Virtual, Augmented, and Mixed Realities
Used not only in games but also in gambling by the leading sites of the casino online industry, extended realities – an overarching term for virtual, augmented, and mixed realities – allow you either to create a virtual world on your own or complement your reality with virtual elements. In the future, it may be possible to control the on-screen action via sending brain signals to the headsets of new generations. But wait…it’s already possible: with an EEG interface and special software, you can control the avatar in World of Warcraft or type codes in Awakening.

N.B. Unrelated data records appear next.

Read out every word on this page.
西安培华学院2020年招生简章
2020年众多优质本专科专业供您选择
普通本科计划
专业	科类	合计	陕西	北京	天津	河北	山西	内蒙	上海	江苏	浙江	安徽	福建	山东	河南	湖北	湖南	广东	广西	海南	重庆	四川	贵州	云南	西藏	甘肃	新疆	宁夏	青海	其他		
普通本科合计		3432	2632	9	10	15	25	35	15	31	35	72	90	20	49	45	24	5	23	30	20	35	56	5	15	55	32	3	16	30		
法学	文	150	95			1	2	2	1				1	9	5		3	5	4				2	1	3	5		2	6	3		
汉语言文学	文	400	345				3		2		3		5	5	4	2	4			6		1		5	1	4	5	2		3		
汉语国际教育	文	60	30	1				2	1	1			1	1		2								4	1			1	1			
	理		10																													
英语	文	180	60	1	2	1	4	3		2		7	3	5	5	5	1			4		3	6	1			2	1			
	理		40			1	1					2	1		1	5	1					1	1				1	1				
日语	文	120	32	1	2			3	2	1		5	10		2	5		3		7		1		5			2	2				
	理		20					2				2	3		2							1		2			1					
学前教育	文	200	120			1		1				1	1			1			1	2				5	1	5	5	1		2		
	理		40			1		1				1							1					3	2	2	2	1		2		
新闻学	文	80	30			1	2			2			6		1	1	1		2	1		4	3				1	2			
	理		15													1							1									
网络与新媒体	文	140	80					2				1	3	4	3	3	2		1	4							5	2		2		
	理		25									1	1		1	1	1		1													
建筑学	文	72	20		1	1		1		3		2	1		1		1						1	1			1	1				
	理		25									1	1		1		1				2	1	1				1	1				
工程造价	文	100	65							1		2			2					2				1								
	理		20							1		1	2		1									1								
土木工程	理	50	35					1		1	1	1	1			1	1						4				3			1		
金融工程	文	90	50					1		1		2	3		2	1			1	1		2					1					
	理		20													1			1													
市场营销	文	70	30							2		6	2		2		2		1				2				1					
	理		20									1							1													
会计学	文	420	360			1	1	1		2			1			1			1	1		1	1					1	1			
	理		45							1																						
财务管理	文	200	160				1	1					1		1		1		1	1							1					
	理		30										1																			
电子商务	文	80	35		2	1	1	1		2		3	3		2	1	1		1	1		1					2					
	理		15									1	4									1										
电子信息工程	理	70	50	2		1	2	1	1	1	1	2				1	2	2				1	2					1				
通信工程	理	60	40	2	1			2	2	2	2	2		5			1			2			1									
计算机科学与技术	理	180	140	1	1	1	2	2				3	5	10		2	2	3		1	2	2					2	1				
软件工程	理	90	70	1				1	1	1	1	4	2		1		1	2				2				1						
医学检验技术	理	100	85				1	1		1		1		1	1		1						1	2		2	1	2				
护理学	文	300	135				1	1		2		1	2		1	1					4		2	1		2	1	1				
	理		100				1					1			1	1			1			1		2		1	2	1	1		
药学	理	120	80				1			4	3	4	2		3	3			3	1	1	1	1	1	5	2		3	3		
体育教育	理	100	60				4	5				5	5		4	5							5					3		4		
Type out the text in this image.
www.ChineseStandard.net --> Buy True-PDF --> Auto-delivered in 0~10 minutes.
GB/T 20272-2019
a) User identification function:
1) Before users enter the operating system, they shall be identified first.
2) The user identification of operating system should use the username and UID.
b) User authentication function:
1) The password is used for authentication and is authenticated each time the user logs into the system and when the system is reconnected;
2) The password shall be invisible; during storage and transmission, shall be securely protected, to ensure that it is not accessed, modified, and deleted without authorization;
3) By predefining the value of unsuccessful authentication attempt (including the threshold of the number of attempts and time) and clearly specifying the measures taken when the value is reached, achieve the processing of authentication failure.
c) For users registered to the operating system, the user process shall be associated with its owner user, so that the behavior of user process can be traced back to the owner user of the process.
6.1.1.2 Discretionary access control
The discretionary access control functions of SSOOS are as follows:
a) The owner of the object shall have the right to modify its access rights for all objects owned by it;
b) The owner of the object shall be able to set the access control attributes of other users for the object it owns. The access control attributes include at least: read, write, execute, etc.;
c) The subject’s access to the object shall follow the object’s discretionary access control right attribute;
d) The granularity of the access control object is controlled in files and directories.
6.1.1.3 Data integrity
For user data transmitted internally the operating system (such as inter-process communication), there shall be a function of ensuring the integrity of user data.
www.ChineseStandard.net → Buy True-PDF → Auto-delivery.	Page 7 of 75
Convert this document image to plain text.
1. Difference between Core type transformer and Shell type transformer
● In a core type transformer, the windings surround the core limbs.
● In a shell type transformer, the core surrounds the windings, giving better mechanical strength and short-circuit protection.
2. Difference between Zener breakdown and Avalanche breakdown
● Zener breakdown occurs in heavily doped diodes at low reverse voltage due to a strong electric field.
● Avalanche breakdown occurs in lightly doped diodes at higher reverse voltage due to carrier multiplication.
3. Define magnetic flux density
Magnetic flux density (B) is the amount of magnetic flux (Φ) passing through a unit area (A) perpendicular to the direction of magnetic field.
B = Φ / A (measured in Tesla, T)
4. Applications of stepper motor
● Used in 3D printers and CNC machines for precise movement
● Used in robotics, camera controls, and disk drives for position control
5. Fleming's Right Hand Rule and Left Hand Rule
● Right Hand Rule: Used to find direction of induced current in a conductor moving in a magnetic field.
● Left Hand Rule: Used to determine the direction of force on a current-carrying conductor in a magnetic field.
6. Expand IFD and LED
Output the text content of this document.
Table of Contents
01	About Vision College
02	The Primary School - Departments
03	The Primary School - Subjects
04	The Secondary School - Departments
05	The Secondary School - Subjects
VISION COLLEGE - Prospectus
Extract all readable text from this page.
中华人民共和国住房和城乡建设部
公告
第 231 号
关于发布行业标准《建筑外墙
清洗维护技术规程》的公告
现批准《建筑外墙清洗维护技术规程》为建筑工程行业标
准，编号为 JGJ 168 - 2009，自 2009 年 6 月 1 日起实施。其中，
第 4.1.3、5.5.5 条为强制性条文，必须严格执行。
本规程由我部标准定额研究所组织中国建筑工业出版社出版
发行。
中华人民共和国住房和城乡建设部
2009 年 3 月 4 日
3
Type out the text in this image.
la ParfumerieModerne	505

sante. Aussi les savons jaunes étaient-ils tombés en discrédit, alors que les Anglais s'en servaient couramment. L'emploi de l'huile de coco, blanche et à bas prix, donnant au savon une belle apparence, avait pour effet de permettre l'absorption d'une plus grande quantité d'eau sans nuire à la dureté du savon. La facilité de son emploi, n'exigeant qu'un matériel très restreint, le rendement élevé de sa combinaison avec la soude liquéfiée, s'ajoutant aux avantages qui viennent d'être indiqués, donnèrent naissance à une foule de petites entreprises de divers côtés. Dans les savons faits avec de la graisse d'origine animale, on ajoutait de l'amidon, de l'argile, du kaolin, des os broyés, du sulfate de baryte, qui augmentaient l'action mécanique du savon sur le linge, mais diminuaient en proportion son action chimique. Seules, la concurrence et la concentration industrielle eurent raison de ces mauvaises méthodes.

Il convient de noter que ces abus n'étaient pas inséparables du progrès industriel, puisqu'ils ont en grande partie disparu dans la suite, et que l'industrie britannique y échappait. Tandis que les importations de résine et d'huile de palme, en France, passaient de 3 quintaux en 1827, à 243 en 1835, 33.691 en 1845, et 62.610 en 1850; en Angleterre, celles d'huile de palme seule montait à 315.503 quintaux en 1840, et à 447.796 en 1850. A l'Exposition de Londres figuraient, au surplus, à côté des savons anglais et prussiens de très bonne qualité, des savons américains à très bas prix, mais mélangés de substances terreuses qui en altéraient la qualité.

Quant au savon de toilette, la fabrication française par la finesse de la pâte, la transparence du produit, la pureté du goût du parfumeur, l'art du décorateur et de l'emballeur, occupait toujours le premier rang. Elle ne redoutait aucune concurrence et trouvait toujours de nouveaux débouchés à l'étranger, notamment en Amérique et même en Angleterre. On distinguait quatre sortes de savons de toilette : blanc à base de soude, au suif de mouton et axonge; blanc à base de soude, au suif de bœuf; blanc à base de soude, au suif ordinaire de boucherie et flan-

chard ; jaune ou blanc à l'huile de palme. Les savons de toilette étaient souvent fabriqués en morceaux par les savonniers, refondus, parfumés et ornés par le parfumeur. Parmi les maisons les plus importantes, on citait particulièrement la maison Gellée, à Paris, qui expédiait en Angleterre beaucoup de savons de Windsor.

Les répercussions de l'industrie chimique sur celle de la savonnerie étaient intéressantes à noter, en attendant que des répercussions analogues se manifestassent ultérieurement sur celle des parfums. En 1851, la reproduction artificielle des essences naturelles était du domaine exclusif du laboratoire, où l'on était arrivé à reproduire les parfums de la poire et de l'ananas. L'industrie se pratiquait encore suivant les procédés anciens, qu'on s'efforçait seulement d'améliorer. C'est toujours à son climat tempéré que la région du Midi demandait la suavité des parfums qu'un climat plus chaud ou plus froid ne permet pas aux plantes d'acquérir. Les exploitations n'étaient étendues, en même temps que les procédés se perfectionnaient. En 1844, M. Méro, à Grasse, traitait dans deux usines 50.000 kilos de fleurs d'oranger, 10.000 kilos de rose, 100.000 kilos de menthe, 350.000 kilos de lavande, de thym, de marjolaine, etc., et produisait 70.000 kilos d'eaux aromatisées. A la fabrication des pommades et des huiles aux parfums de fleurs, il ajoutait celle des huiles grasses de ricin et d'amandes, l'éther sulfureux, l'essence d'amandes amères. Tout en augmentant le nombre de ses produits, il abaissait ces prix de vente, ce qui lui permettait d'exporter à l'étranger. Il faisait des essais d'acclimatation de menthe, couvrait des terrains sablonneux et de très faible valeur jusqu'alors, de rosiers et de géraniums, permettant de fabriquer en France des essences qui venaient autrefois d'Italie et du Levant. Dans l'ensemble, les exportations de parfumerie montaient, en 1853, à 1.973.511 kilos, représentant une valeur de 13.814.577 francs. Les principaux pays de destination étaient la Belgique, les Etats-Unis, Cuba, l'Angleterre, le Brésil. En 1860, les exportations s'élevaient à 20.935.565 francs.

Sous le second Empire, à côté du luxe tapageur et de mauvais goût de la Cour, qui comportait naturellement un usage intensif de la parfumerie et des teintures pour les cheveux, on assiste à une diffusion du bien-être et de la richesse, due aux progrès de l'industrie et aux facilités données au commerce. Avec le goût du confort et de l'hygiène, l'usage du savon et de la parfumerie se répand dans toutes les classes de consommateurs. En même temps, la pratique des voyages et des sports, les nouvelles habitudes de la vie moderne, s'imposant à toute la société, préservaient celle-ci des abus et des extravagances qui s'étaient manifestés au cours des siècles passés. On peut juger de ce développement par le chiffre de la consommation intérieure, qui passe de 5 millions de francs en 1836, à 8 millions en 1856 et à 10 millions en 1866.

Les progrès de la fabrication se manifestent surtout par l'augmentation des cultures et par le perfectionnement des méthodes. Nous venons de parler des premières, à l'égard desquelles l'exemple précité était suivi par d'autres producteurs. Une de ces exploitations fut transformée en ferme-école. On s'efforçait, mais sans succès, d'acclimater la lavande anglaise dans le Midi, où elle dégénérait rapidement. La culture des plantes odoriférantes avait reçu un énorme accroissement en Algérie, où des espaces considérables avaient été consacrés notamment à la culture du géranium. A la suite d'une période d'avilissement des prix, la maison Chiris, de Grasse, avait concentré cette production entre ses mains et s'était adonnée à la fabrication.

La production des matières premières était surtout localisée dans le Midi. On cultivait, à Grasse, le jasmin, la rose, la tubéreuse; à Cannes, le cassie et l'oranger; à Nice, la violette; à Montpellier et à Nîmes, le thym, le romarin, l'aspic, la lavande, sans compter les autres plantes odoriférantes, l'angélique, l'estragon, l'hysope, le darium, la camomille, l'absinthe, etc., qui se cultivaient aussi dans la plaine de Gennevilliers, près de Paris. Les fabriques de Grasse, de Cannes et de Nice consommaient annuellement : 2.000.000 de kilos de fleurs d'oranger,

And before the newfangled brain tech appears in every house, there are dozens of classy VR titles waiting for you. Depending on the preferred headset and genre, you can try Asgard’s Wrath, Corn, Onward, Pistol Whip, Until You Fall, The Walking Dead: Saints & Sinners, Eleven: Table Tennis, Resident Evil 7: Biohazard, Astro Bot Rescue Mission, Wipeout: The Omega Collection, Half-Life: Alyx, and many other games.
Power-demanding games were inaccessible for low-key computers even a decade ago, but cloud technologies solved that problem once and for all. Today, cloud services like Amazon Luna, Vortex, Shadow, or Playhatch will readily stream the game to your device (including smartphones and tablets) for a monthly fee of no more than $20.
Quality-wise, cloud gaming services support up to 4K at 60 frames per second or full HD at 144 frames per second. The only fly in the ointment is that latency might hinder your competitive experience, but that can be dealt with by choosing the right service and the right game.
You might not feel any urge to switch to blockchain-powered games as they don’t provide any obvious benefits. However, blockchain itself has everything to transform the very paradigm of gaming:
- First, it can pave the way to the community-driven model of game development, when the whole process is sponsored by the community – for example, based on the consensus among the owners of nodes. Then players will decide themselves which features and improvements they want to see in the game, as opposed to the centralized model.
- Secondly, open-source games (which most of the blockchain games should be, at least according to one of the core principles of blockchain) means free access to the code, which can be beneficial to game developers.
- Finally, players can store their in-game assets in a blockchain address that they truly own, a luxury unavailable in centalized games.
As great as everything above sounds, there aren’t too many good blockchain-based games. The niche started with a bang – the notorious CryptoKitties was played by the whole crypto world, with the most valuable asset being sold for $170,000 – but the halt followed, so it might be worth waiting until first staples hit the market.
But if you want to play here and now, then you might as well try this games:
- Ethereum: “Axie Infinity, Gods Unchained.
- Enjin: The Six Dragons, Age of Rust
- Binance: CryptoZoon.
Besides the mentioned technologies, there’s a huge growth in the abilities of non-player characters (NPCs). More detailed and versatile behavior trees allow NPCs to act in a human-like, coordinated, smart manner, leaving fewer loopholes to avail of. It’s becoming harder and harder to predict the behavior of the AI, which certainly adds to the overall player-against-machine experience.